We asked psychologist Mary Smith to refer Dale to Yorkhill Hospital in Glasgow in order to get a recognized diagnosis from a proper authority, which would strengthen his case. On the day in question, however, we were stunned to hear the consultant’s view that there was no evidence of autistic behavior “as such,” and she simply requested to see us again in a year’s time.
Unconvinced, I called the Scottish Society for Autistic Children who suggested that we go through to Struan House School in Alloa and meet the head teacher, Jim Taylor. What we saw there convinced us more than ever that our son was indeed autistic. As I watched the teachers at work with the kids, I became determined that, no matter what, I would ensure Dale got the proper help and education to meet his very different needs. I also learned two very important things that day. I was already using the right approach in teaching Dale, and I could help even further by, “using the obsessions,” as Jim Taylor had suggested.
When Jamie and I discussed the day’s visit back at home, we agreed that to minimize disruption to Dale, I would work on every Friday night from then on. In this way, while I caught up on sleep on Saturday, Jamie could spend some quality time with Dale and take him out to the park or into the town.
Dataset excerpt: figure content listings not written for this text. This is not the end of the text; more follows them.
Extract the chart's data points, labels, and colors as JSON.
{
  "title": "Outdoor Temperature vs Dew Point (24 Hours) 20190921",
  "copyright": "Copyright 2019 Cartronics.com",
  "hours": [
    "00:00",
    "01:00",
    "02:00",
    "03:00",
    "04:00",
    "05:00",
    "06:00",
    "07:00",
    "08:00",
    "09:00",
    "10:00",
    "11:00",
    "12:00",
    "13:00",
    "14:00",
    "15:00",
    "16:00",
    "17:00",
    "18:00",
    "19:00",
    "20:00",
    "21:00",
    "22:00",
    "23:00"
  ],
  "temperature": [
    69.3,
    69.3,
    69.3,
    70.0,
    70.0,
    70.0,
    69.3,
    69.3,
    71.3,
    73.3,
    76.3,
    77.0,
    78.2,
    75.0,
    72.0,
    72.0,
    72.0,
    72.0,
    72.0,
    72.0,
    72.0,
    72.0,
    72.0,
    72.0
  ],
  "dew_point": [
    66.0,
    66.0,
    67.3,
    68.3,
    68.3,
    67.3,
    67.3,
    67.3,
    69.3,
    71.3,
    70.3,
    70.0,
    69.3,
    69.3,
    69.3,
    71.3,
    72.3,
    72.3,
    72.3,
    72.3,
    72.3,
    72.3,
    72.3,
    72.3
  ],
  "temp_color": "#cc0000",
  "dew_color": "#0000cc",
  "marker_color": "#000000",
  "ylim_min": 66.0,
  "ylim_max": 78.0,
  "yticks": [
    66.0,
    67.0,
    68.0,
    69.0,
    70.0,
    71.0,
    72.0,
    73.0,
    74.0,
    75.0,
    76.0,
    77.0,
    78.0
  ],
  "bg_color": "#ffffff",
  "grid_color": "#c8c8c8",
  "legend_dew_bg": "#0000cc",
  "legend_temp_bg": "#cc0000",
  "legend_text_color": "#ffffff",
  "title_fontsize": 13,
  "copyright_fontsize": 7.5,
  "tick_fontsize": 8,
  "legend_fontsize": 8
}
So Jamie and Dale developed their Saturday routine, which would end with a trip to Burger King. Every week, Jamie faithfully asked Dale what he would like to eat, and every week he got no response. He therefore ordered chicken nuggets and french fries because he knew this was the type of food Dale enjoyed. Then one Saturday, Jamie burst into the apartment in a state of high excitement. “Nuala!” he shouted, waking me with a start.
“What’s wrong?” I gasped, thinking something terrible had happened.